Pulau Wayag Dipalang, Masyarakat Kawei Tuntut Keadilan: “Suara Kami Harus Didengar”

SORONG, iNewssorongraya.id – Ikon wisata dunia, Pulau Wayag di Kabupaten Raja Ampat, kini bukan lagi sekadar simbol keindahan. Pulau eksotis dengan laut biru kehijauan itu kini menjadi panggung perlawanan masyarakat adat Suku Kawei yang merasa suaranya tak didengar. Aksi pemalangan kawasan wisata ini merupakan bentuk protes menyusul pencabutan Izin Usaha Pertambangan (IUP) PT Kawei Sejahtera Mining (KSM), perusahaan tambang yang disebut memberi manfaat ekonomi bagi warga setempat.
Pantauan langsung tim jurnalis pada Jumat (13/6/2025), sepanjang perjalanan menuju lokasi tambang di Pulau Kawei dan kawasan wisata Wayag, tidak ditemukan tanda-tanda pencemaran laut seperti yang sempat ramai diberitakan. Laut masih jernih, ikan berenang bebas, dan pantai tetap memesona.
Namun, keindahan itu kontras dengan pemandangan yang menyambut di dermaga Pulau Wayag: papan-papan peringatan bertuliskan “Atas Nama Suku Kawei Dilarang Aktivitas Wisata” dan “Stop Berkunjung di Sini” menjadi simbol perlawanan masyarakat adat.
Pemalangan sebagai Bentuk Kekecewaan
Hengky Dimalaow, tokoh masyarakat adat dari Kampung Selpele, menegaskan bahwa tindakan pemalangan ini bukan untuk menolak pariwisata, melainkan sebagai respon atas penyebaran informasi menyesatkan yang menyudutkan masyarakat Kawei.
“Berita hoax bahwa dampak tambang di Pulau Kawei merambah ke Wayag, nyatanya tidak terjadi. Laut bersih, ikan seperti biasa. Tidak ada pencemaran laut di sini,” ujarnya tegas. Hengky juga dikenal sebagai mantan petugas patroli laut saat Wayag masih dikelola oleh Conservation International.
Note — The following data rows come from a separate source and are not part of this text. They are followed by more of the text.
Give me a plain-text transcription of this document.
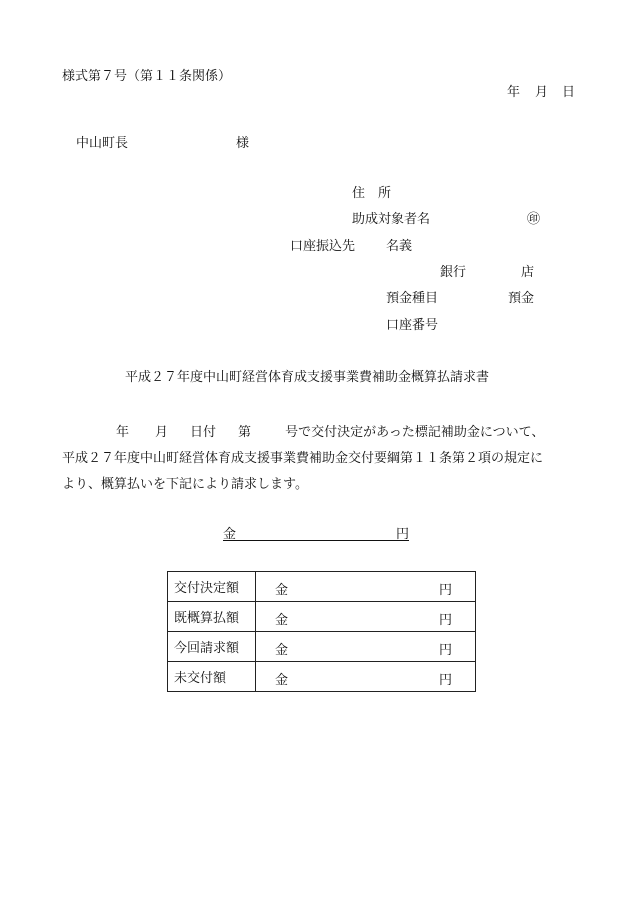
様式第７号（第１１条関係）
年 月 日
中山町長	様
住　所
助成対象者名	㊞
口座振込先 名義
銀行	店
預金種目	預金
口座番号
平成２７年度中山町経営体育成支援事業費補助金概算払請求書
年 月 日付 第	号で交付決定があった標記補助金について、
平成２７年度中山町経営体育成支援事業費補助金交付要綱第１１条第２項の規定に
より、概算払いを下記により請求します。
金	円
交付決定額	金 円

既概算払額	金 円

今回請求額	金 円

未交付額	金 円
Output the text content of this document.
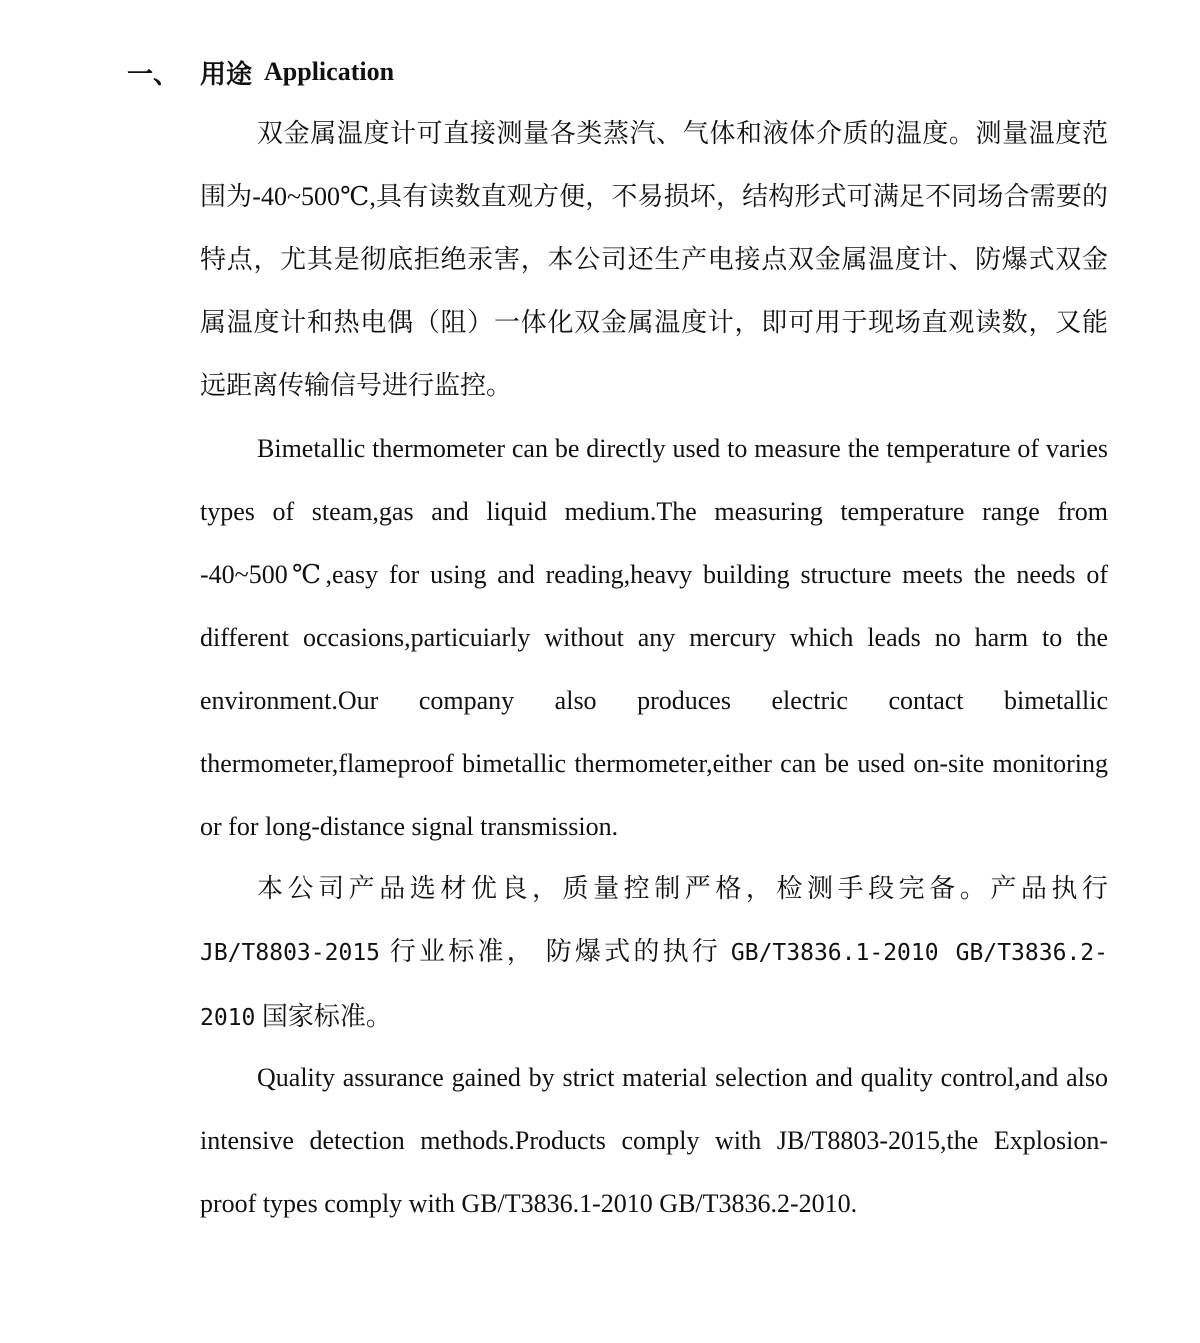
一、 用途 Application

双金属温度计可直接测量各类蒸汽、气体和液体介质的温度。测量温度范围为-40~500℃,具有读数直观方便，不易损坏，结构形式可满足不同场合需要的特点，尤其是彻底拒绝汞害，本公司还生产电接点双金属温度计、防爆式双金属温度计和热电偶（阻）一体化双金属温度计，即可用于现场直观读数，又能远距离传输信号进行监控。

Bimetallic thermometer can be directly used to measure the temperature of varies types of steam,gas and liquid medium.The measuring temperature range from -40~500℃,easy for using and reading,heavy building structure meets the needs of different occasions,particuiarly without any mercury which leads no harm to the environment.Our company also produces electric contact bimetallic thermometer,flameproof bimetallic thermometer,either can be used on-site monitoring or for long-distance signal transmission.

本公司产品选材优良，质量控制严格，检测手段完备。产品执行JB/T8803-2015 行业标准， 防爆式的执行 GB/T3836.1-2010 GB/T3836.2-2010 国家标准。

Quality assurance gained by strict material selection and quality control,and also intensive detection methods.Products comply with JB/T8803-2015,the Explosion-proof types comply with GB/T3836.1-2010 GB/T3836.2-2010.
Menurut Hengky, jarak antara Pulau Kawei dan Wayag mencapai 40-50 kilometer dengan arus laut yang deras, sehingga sangat kecil kemungkinan limbah tambang merusak ekosistem Wayag. “Sebagai pemilik hak ulayat, seharusnya kami yang bicara. Bukan orang luar yang menyebar hoax,” katanya.
Masyarakat Tidak Tolak Tambang Maupun Wisata
Pernyataan yang paling menyita perhatian adalah komitmen masyarakat Kawei yang tak menolak aktivitas wisata maupun pertambangan, asalkan kesejahteraan mereka tetap diperhatikan.
“Kami tidak pernah menolak wisata, kami tidak menolak tambang. Semua harus berjalan bersama-sama,” tegas Hengky. Menurutnya, perusahaan tambang justru telah membuka lapangan kerja dan memberi bantuan nyata bagi warga.
Hengky juga menanggapi kekhawatiran soal dampak jangka panjang pertambangan. Ia menyebut selama perusahaan mematuhi regulasi seperti Amdal, tidak ada alasan untuk menolak keberadaannya. “Selagi sesuai aturan, tidak akan ada pencemaran lingkungan,” ucapnya.
Ultimatum dari Masyarakat Kawei
Aksi palang Pulau Wayag merupakan bentuk ultimatum. “Kalau perusahaan tambang tidak dibuka, maka Wayag pun tetap ditutup,” tandas Hengky, yang disambut dukungan warga adat lainnya.
Sebelum rombongan jurnalis meninggalkan Wayag, mereka menyaksikan langsung ekosistem laut yang masih terjaga. Beragam ikan, termasuk hiu, muncul dan berenang bebas di sekitar bibir pantai — menjadi bukti visual bahwa laut Wayag tidak tercemar.
Permintaan Tegas kepada Pemerintah
Masyarakat adat Kawei berharap pemerintah tidak hanya menyerap informasi dari media sosial atau kelompok luar, melainkan benar-benar turun langsung ke lapangan. “Kami minta pemerintah segera klarifikasi dan tindak tegas penyebar hoax yang merugikan kami,” tutup Hengky.